Pho with Sliced Beef
Serves 6

Ingredients:
3 lbs.             Oxtail, cut into pieces or Beef Shin or Neck bones
½ cup           Fish Sauce
1 piece          Ginger, 3 inches
1 medium     Onion
6 whole        Star Anise
1 ½ stick       Cinnamon
4 whole        Cloves
1 each           Rock Sugar, 1 inch
2 tsp.            Fennel Seeds
1 lb.              Rice Vermicelli
1 lb.              Beef, eye of round, cut into paper-thin slices
3 each           Limes, cut into wedges
1 cup            Bean Sprouts
1 bunch        Cilantro
1 cup            Basil
2 each           Fresh Chiles, chopped
                     Black Pepper, freshly ground
                     Fish Sauce
                     Fried Shallots

Method:
1.      Smash the ginger with a mallet and hold over a low gas burner or medium high electric burner with tongs until charred.  Do the same to the onion.  Remove all ash from both.  Set aside.

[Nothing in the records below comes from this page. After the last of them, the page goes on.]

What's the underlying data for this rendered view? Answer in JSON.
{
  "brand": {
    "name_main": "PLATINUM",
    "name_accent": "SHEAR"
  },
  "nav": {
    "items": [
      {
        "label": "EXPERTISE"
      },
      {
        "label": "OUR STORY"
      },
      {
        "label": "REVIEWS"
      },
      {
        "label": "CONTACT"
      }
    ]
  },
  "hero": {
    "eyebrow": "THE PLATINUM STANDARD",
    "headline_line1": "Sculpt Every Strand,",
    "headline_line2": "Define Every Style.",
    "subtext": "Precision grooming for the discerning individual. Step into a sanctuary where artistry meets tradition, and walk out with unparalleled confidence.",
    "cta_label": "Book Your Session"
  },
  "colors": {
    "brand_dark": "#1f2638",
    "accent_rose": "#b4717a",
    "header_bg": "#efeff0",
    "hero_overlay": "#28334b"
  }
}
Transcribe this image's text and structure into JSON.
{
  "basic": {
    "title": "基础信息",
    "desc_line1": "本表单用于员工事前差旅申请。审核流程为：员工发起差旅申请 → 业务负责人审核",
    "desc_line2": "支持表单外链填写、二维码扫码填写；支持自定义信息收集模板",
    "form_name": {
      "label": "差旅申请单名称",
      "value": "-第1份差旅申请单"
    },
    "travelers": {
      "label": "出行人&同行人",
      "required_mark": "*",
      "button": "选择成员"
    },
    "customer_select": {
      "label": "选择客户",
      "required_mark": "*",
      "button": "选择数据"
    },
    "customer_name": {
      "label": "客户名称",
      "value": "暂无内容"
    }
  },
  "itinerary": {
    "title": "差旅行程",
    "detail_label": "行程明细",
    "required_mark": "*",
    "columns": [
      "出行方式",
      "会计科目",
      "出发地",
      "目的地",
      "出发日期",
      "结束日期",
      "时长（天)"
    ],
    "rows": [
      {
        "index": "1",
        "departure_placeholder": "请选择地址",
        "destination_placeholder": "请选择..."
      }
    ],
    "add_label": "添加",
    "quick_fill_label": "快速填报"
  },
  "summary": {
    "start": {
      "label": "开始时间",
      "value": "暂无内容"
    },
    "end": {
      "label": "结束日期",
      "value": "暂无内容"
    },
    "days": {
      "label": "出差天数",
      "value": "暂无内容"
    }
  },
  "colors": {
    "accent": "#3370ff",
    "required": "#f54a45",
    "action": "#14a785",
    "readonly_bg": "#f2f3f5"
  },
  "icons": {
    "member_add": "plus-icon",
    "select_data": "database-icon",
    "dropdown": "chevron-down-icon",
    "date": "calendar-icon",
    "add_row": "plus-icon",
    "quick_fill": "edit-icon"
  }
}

2.      Put the oxtails or bones in to a stockpot and cover with water.  Bring to a boil. 
3.      Heat the star anise, cinnamon, cloves and fennel seeds in a small fry pan until fragrant. 
4.      Pour off the water from the stock and add 5 quarts of fresh water. 
5.      Add the fish sauce, ginger, onion, star anise, cinnamon , cloves and fennel seeds and bring to a boil again.  Turn to a simmer and skim the scum from the surface occasionally.  Cook for 2 ½ hours. Strain when done (Can be kept in a refrigerator for up to 3 days or frozen for up to 3 months.)
6.      Place the pound of rice vermicelli in a large bowl of cold water until softened, about 30 minutes.  Drain well and set aside.
7.      Bring the stained stock back to a boil.  Put the noodles into a large strainer and lower in to the stock and cook for about 20 seconds, or until tender.  Drain and place equal portions into 6 bowls.  Portion the beef into the bowls.  Ladle the boiling stock over the top and serve.
8.      Serve the rest of the ingredients as garnishes on the side.